A combination of drugs touted by President Donald Trump and some medical researchers over the past month as a potentially effective treatment for COVID-19 actually increase the risk of cardiac death in patients, according to the National Institute of Allergy and Infectious Diseases, part of the National Institutes of Health.
The institute, led by Dr. Anthony Fauci, who is also on the White House coronavirus task force, recommended against the use of the anti-malarial drug hydroxychloroquine and azithromycin, an antibiotic, as a combination treatment for COVID-19. From NPR:
“The combination of hydroxychloroquine and azithromycin was associated with QTc prolongation in patients with COVID-19,” the panel said.
QTc prolongation increases the risk of sudden cardiac death.
The recommendation against their combined use would seem to fly in the face of comments made by President Trump suggesting the combination might be helpful. On March 21, for example, the president described them in a tweet as having a “real chance to be one of the biggest game changers in the history of medicine.”

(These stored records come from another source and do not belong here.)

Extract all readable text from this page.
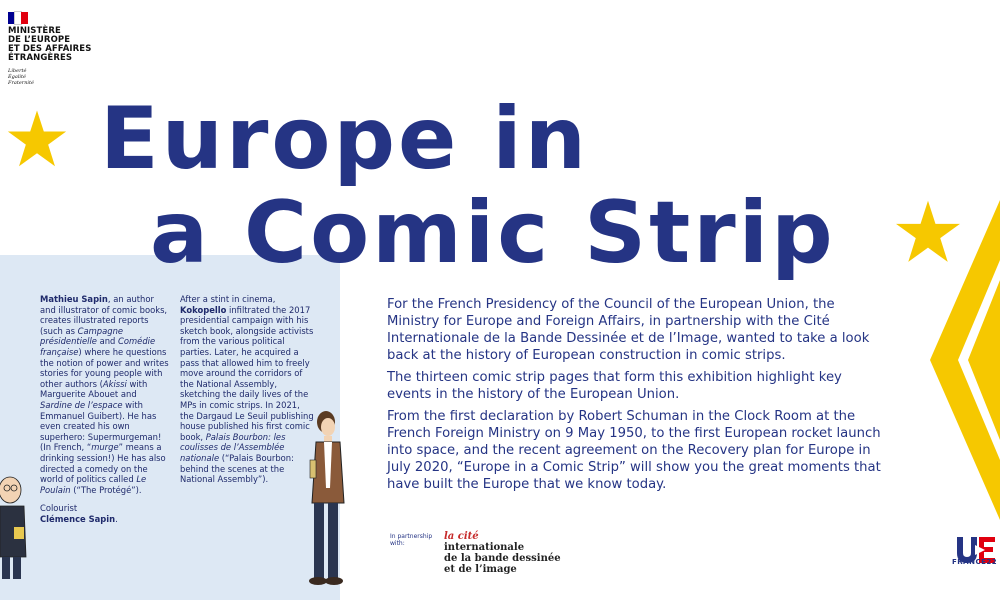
MINISTÈRE
DE L’EUROPE
ET DES AFFAIRES
ÉTRANGÈRES
Liberté
Égalité
Fraternité
Europe in
a Comic Strip

Mathieu Sapin, an author and illustrator of comic books, creates illustrated reports (such as Campagne présidentielle and Comédie française) where he questions the notion of power and writes stories for young people with other authors (Akissi with Marguerite Abouet and Sardine de l’espace with Emmanuel Guibert). He has even created his own superhero: Supermurgeman! (In French, “murge” means a drinking session!) He has also directed a comedy on the world of politics called Le Poulain (“The Protégé”).

Colourist
Clémence Sapin.

After a stint in cinema, Kokopello infiltrated the 2017 presidential campaign with his sketch book, alongside activists from the various political parties. Later, he acquired a pass that allowed him to freely move around the corridors of the National Assembly, sketching the daily lives of the MPs in comic strips. In 2021, the Dargaud Le Seuil publishing house published his first comic book, Palais Bourbon: les coulisses de l’Assemblée nationale (“Palais Bourbon: behind the scenes at the National Assembly”).

For the French Presidency of the Council of the European Union, the Ministry for Europe and Foreign Affairs, in partnership with the Cité Internationale de la Bande Dessinée et de l’Image, wanted to take a look back at the history of European construction in comic strips.

The thirteen comic strip pages that form this exhibition highlight key events in the history of the European Union.

From the first declaration by Robert Schuman in the Clock Room at the French Foreign Ministry on 9 May 1950, to the first European rocket launch into space, and the recent agreement on the Recovery plan for Europe in July 2020, “Europe in a Comic Strip” will show you the great moments that have built the Europe that we know today.

In partnership
with:
la cité
internationale
de la bande dessinée
et de l’image
FRANCE22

The NIH panel did not recommend for or against the use of chloroquine or hydroxychloroquine alone for treatment of COVID-19, citing insufficient clinical data.
Despite anecdotes from patients and doctors about the effectiveness of drugs such as chloroquine, hydroxychloroquine, and remdesivir, there are still no proven treatments for COVID-19, and research and testing are ongoing.
“At present, no drug has been proven to be safe and effective for treating COVID-19,” NIH guidelines read. “There are no Food and Drug Administration (FDA)-approved drugs specifically to treat patients with COVID-19. Although reports have appeared in the medical literature and the lay press claiming successful treatment of patients with COVID-19 with a variety of agents, definitive clinical trial data are needed to identify optimal treatments for this disease.
“Recommended clinical management of patients with COVID-19 includes infection prevention and control measures and supportive care, including supplemental oxygen and mechanical ventilatory support when indicated,” the guidelines continue.